Oleh: Annisa Nurul Hidayah Surya
Jika menelisik Undang-Undang Dasar tahun 1945, yang mana digunakan sebagai acuan peraturan kehidupan bermasyarakat di Indonesia, tentu kita akan menemukan pasal-pasal yang memberikan keterangan mengenai kewajiban dan hak setiap warga Negara Indonesia. Kewajiban warga negara ialah apa yang harus dilakukan oleh seorang warga dari suatu negara. Sedangkan hak warga negara ialah apa yang harus didapatkan oleh setiap warga dari suatu negara atas kewajiban yang telah dijalaninya.
Membahas tentang “hak warga negara”, bagiku cukup menarik membahas hak yang satu ini, yakni ‘hak kebebasan mengeluarkan pendapat’. Hak ini merupakan salah satu dari hak-hak lain yang sering diselewengkan.
“Kemerdekaan berserikat dan berkumpul, mengeluarkan pikiran dengan lisan dan tulisan dan sebagainya ditetapkan dengan Undang-Undang” Begitulah bunyi pasal 28 Undang-undang Dasar tahun 1945. Pasal tersebut dengan tegas telah memberikan gambaran mengenai hak setiap individu atau masyarakat Indonesia untuk mendapat kemerdekaan berserikat, berkumpul, dan mengeluarkan pikirannya lewat cara-cara yang diatur oleh Undang-undang itu sendiri (re: lisan dan tulisan).
’Kemerdekaan’ berarti bebas tanpa ada unsur penindasan di dalamnya. ’Mengeluarkan pikiran’ berarti mengekspresikan atau mewujudkan apa yang ada di dalam pikiran. Wujud dari pemikiran setiap individu itu sendiri bermacam-macam, dapat berupa kritik, saran, pesan, dan lain-lain.
Pasal tersebut harusnya sudah cukup kuat sebagai landasan hukum, manakala pembungkaman itu nyata terhadap warga Negara Indonesia. Pasal tersebut pun merupakan bukti bahwa setiap Warga Negara Indonesia memiliki hak dan kewajiban yang sama.

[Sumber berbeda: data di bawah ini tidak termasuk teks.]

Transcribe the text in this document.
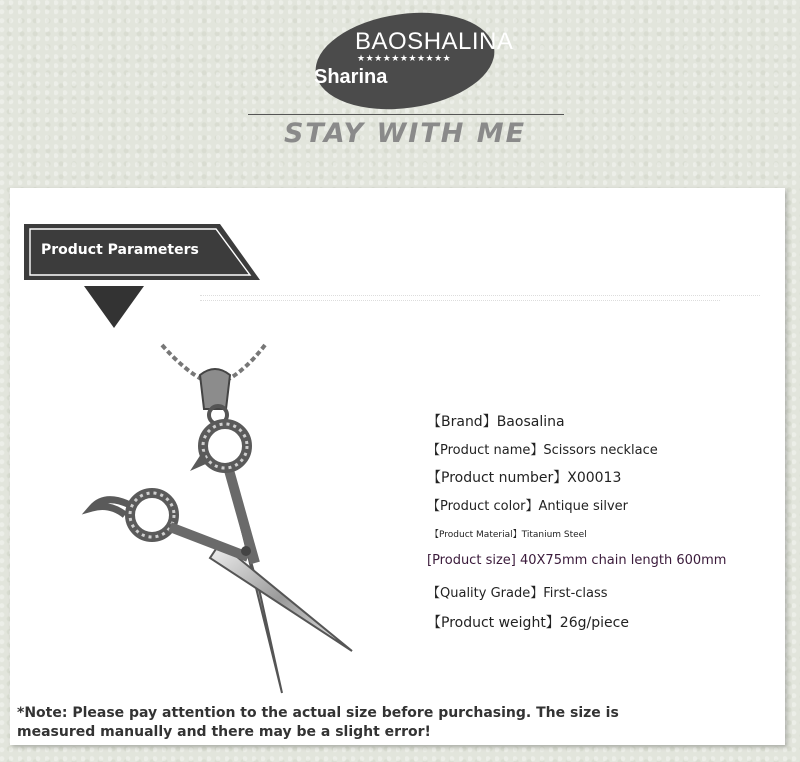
BAOSHALINA
★★★★★★★★★★★
Sharina
STAY WITH ME
Product Parameters
【Brand】Baosalina
【Product name】Scissors necklace
【Product number】X00013
【Product color】Antique silver
【Product Material】Titanium Steel
[Product size] 40X75mm chain length 600mm
【Quality Grade】First-class
【Product weight】26g/piece
*Note: Please pay attention to the actual size before purchasing. The size is measured manually and there may be a slight error!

Mungkin kita lantas berfikir bahwa pasal tersebut merupakan bentuk jaminan untuk perlindungan warga Negara yang berpendapat. Namun kenyataan di Indonesia sendiri membuktikan bahwasannya –meskipun sudah terdapat pasal yang melindungi orang berpendapat— kebebasan berpendapat itu masih belum tercapai seutuhnya. Kata ‘merdeka’ dari bunyi pasal tersebut lah yang utamanya sangat jauh dari kata tercapai. Bahkan sampai dengan zaman modern ini, di Indonesia masih terjadi penyelewengan hak kebebasan berpendapat.
Warga Negara Indonesia mungkin tahu -atau setidaknya pernah mendengar- tentang mereka yang pernah menggunakan hak berpendapatnya namun harus berakhir dengan kehilangan jiwa dan raganya. Ada yang dipenjarakan, diasingkan, atau bahkan hilang tak berjejak hingga sekarang. Sebut saja Wiji Thukul, seorang buruh yang kerap kali menggunakan hak berpendapatnya. Dia harus rela hilang tanpa jejak hingga kini. Pramoedya Ananta Toer, karena hal yang sama, ia juga harus merasakan bui dan pengasingan. Juga Iwan Fals, musisi yang hingga kini kita masih bisa kita lihat penampilannya di televisi, merupakan musisi yang pernah merasakan penjara karena mengutarakan pendapatnya lewat lagu.
Tapi, saya pikir, memang sudah seharusnya bahwa setiap warga negara tidak boleh takut untuk bersuara, apalagi menyuarakan kebenaran. Sudah seharusnya pula bahwa semua pihak saling menghormati hak satu sama lainnya. Bukannya malah melakukan tindakan represif terhadap orang-orang yang mencoba mengeluarkan pendapatnya. Terutama terhadap orang-orang yang mengeluarkan pendapatnya lewat kritikan-kritikan.
Karena kata “merdeka” dalam pasal 28 itu sendiri sangatlah mengacu kepada kebebasan dan hak individu khususnya dalam hal berpendapat. Maka wajiblah kita sebagai warga Negara menggunakan hak kita tersebut.
Sesungguhnya Indonesia tidak akan pernah mengalami kemajuan yang bermakna, jika dalam mempraktikkan undang-undang —yang merupakan sumber dasar penyelenggaraan kehidupan bermasyarakat di Indonesia- masih terdapat banyak penyelewengan. Indonesia juga tidak akan memiliki sumber daya manusia yang berkualitas dalam jumlah besar, jika orang-orang yang menggunakan haknya terus dipenjarakan, diasingkan atau bahkan dilenyapkan.